Le Canada a une relation particulière avec le transport ferroviaire. Au XIXe siècle, la puissance britannique a utilisé ce moyen pour souder une colonie dont les provinces étaient très diversifiées et menacées par la puissance étatsunienne. Le transcanadien a ainsi relié Halifax sur la côte atlantique du Canada (port ayant l'avantage de ne pas être bloqué par les glaces durant six mois comme Québec ou Montréal) et Vancouver sur la côte ouest. Depuis, l'avion et la route ont supplanté le chemin de fer, mais celui-ci subsiste pour le transport de marchandises. En effet, dans un pays où les distances sont monumentales (en avion, il est plus rapide de se rendre à Paris depuis Montréal qu'à Vancouver), le train, même s'il est très rapide, ne peut concurrencer l'avion. Pour relier Montréal à Vancouver, vous devrez planifier un voyage de quatre jours en train, avec certes un seul changement, contre 5h30 en avion.


En Amérique du Nord, la problématique du train rapide pourrait se poser sur des distances assez courtes, entre des grandes métropoles. L'administration Obama a ramené le sujet sur le tapis pour la Floride et la Californie, avec des métropoles assez proches les unes des autres. Au Canada, ce qui intéresse le gouvernement est l'ensemble métropolitain se situant entre Québec et Windsor (en Ontario). Ce projet aurait l'avantage de pallier une carence importante des transports dans cette zone. En effet, la route est longue entre Québec et Toronto (près de 9 heures). Il existe bien un Express ferroviaire qui relie Montréal et Toronto en cinq heures, pour faire 500 km, mais on ne peut pas dire que la fiabilité soit son fort. J'ai eu l'occasion de l'emprunter, avec un minimum de 30 mn de retard, et près de 3 heures au retour ! J'avais d'ailleurs admiré le stoïcisme des Canadiens face à ces dysfonctionnements…

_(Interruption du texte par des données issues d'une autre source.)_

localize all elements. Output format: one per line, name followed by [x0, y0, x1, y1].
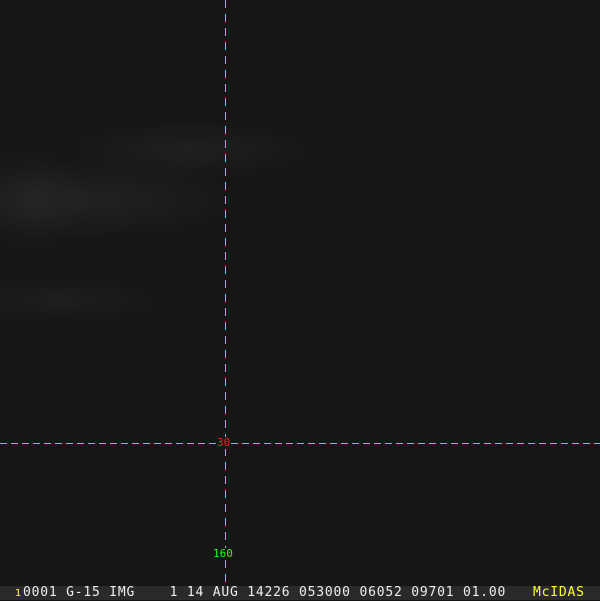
latitude-grid-line	[0, 443, 600, 444]
frame-number: 1	[15, 588, 22, 599]
mcidas-display: 30 160 1 0001 G-15 IMG 1 14 AUG 14226 053…	[0, 0, 600, 600]
satellite-image[interactable]	[0, 0, 600, 586]
brand-label: McIDAS	[533, 585, 585, 600]
latitude-label: 30	[216, 436, 232, 449]
status-bar: 1 0001 G-15 IMG 1 14 AUG 14226 053000 060…	[0, 586, 600, 600]
longitude-label: 160	[212, 547, 234, 560]
longitude-grid-line	[225, 0, 226, 586]
image-info: 0001 G-15 IMG 1 14 AUG 14226 053000 0605…	[23, 585, 507, 600]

Le TGV pourrait faire cette distance en deux heures, et changer réellement l'équilibre des entreprises dans une région dominée par Toronto, où les villes québécoises jouent un rôle important, et où le contact avec les Etats-Unis est primordial. Tout d'abord, Air Canada a mis en œuvre un lobbying important pour lutter contre ce projet, craignant qu'une de ses lignes les plus rentables soient vidées de ces passagers, alors que la concurrence des low costs est déjà féroce. De plus, les compagnies de transport par car luttent aussi, du fait de leur importance sur un marché où le rail n'a plus d'importance depuis 50 ans. Enfin, un vrai débat sur la place de la puissance publique existe au Canada, et s'il semble avéré que c'est l'Etat qui financera les voies, les compagnies privées pourraient être tentées de devenir opérateur de TGV, concurrençant ainsi Via, la compagnie publique gérant actuellement le réseau. Parmi ces concurrents potentiels, on trouve… Air Canada.


Il est intéressant de constater que ce sont deux villes québécoises qui ont commandé à la SNCF une étude sur ce sujet : Montréal et Québec. Certes, la campagne municipale en cours n'y est certainement pas pour rien. Cependant, dans un contexte de crise économique, il est révélateur que ces deux cités s'imaginent reliées aux grandes villes de l'Ontario, et particulièrement à Toronto. Pour les Montréalais, la croissance de Toronto a signé, depuis la fin des années 1970, le déclassement de leur cité. Autrefois premier pôle économique du Canada, Montréal a vu partir de nombreuses compagnies pour Toronto, à la fois pour des raisons économiques et pour des craintes quant à une éventuelle indépendance du Québec. Les élites anglophones du Canada ont préféré continuer à faire du business en terrain tranquille.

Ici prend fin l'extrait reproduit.